On Thursday, Sam Bankman-Fried, the embattled Founder of bankrupt cryptocurrency exchange, FTX, pleaded not guilty to new charges from US prosecutors, including bribing Chinese officials with $40 million. Additionally, the 31-year-old crypto entrepreneur pleaded not guilty to conspiracy to violate campaign finance regulations through unlawful political donations.
Bankman-Fried Pleads Not Guilty to Campaign Law Violation
On Tuesday, US prosecutors expanded the 12 counts of charges against Bankman-Fried to 13, alleging the former CEO of FTX in 2021 transferred approximately $40 million in bribes to one or more Chinese officials to unfreeze trading accounts belonging to his hedge fund Alameda Research. The accounts were said to contain $1 billion in cryptocurrency. Prosecutors as a result charged Bankman-Fried with conspiracy to violate the anti-bribery provisions of the Foreign Corrupt Practices Act.
However, Bankman-Fried on Thursday entered the not-guilty plea through his lawyer Mark Cohen at a hearing held in a Manhattan federal court and presided over by US District Judge Lewis Kaplan, Reuters reported. The former crypto billionaire’s formal trial has been set for October 2nd.
Finance Magnates reported that Bankman-Fried in January pleaded not guilty to eight counts of charges. Moreover, he has been charged with conspiracy to commit wire, bank and securities frauds, to operate an unlicensed money transmitting business and commit money laundering.
Meanwhile, three top members of Bankman-Fried’s inner circle have pleaded guilty to criminal charges and are cooperating with prosecutors. These include Caroline Ellison, the former Alameda Research CEO; Zixiao ‘Gary’ Wang, FTX's Co-Founder; and Nishad Singh, FTX’s ex-Director of Engineering.
Bankman-Fried and the Fall of FTX
FTX, once the fastest-growing cryptocurrency exchange in the world, crumbled last November following a withdrawal frenzy and liquidation crisis spurred on by the revelation that Bankman-Fried took billions of dollars of FTX customer funds to prop up Alameda Research.
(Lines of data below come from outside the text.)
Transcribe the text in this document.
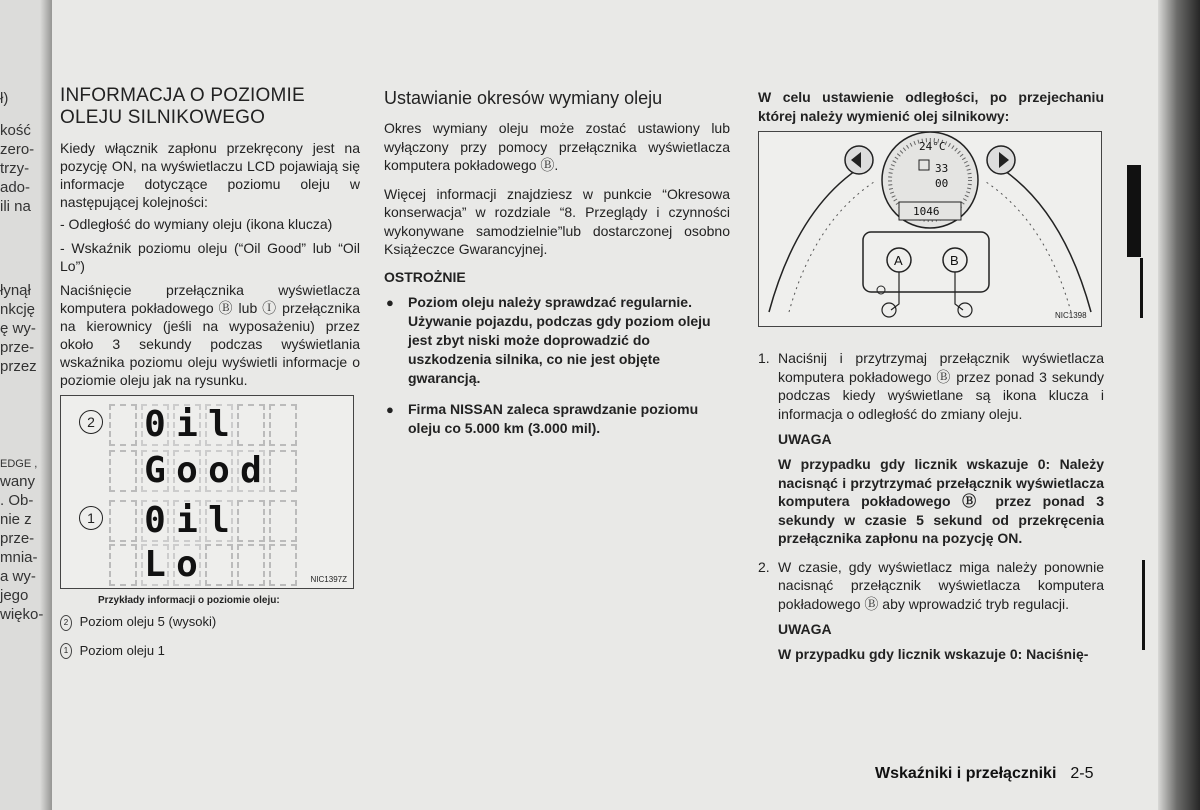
ł)
kość
zero-
trzy-
ado-
ili na
łynął
nkcję
ę wy-
prze-
przez
EDGE ,
wany
. Ob-
nie z
prze-
mnia-
a wy-
jego
więko-
INFORMACJA O POZIOMIE OLEJU SILNIKOWEGO

Kiedy włącznik zapłonu przekręcony jest na pozycję ON, na wyświetlaczu LCD pojawiają się informacje dotyczące poziomu oleju w następującej kolejności:

- Odległość do wymiany oleju (ikona klucza)

- Wskaźnik poziomu oleju (“Oil Good” lub “Oil Lo”)

Naciśnięcie przełącznika wyświetlacza komputera pokładowego Ⓑ lub Ⓘ przełącznika na kierownicy (jeśli na wyposażeniu) przez około 3 sekundy podczas wyświetlania wskaźnika poziomu oleju wyświetli informacje o poziomie oleju jak na rysunku.

2 0 i l
G o o d
1 0 i l
L o	NIC1397Z
Przykłady informacji o poziomie oleju:
2 Poziom oleju 5 (wysoki)
1 Poziom oleju 1
Ustawianie okresów wymiany oleju

Okres wymiany oleju może zostać ustawiony lub wyłączony przy pomocy przełącznika wyświetlacza komputera pokładowego Ⓑ.

Więcej informacji znajdziesz w punkcie “Okresowa konserwacja” w rozdziale “8. Przeglądy i czynności wykonywane samodzielnie”lub dostarczonej osobno Książeczce Gwarancyjnej.

OSTROŻNIE
● Poziom oleju należy sprawdzać regularnie. Używanie pojazdu, podczas gdy poziom oleju jest zbyt niski może doprowadzić do uszkodzenia silnika, co nie jest objęte gwarancją.
● Firma NISSAN zaleca sprawdzanie poziomu oleju co 5.000 km (3.000 mil).

W celu ustawienie odległości, po przejechaniu której należy wymienić olej silnikowy:

24°C
33
00
1046
A	B
NIC1398
1. Naciśnij i przytrzymaj przełącznik wyświetlacza komputera pokładowego Ⓑ przez ponad 3 sekundy podczas kiedy wyświetlane są ikona klucza i informacja o odległość do zmiany oleju.
UWAGA

W przypadku gdy licznik wskazuje 0: Należy nacisnąć i przytrzymać przełącznik wyświetlacza komputera pokładowego Ⓑ przez ponad 3 sekundy w czasie 5 sekund od przekręcenia przełącznika zapłonu na pozycję ON.

2. W czasie, gdy wyświetlacz miga należy ponownie nacisnąć przełącznik wyświetlacza komputera pokładowego Ⓑ aby wprowadzić tryb regulacji.
UWAGA

W przypadku gdy licznik wskazuje 0: Naciśnię-

Wskaźniki i przełączniki 2-5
Bankman-Fried was accused of causing over $8 billion in losses for FTX investors. However, the digital asset exchange Founder denied stealing customer funds and blamed the collapse of FTX on plunges in the cryptocurrency market.
The FTX Co-Founder was arrested in December 2022 in the Bahamas and was extradited to the United States. Later, he would be granted bail on a hefty $250 million personal recognizance bond co-signed by his parents who are both Law professors at Stanford University.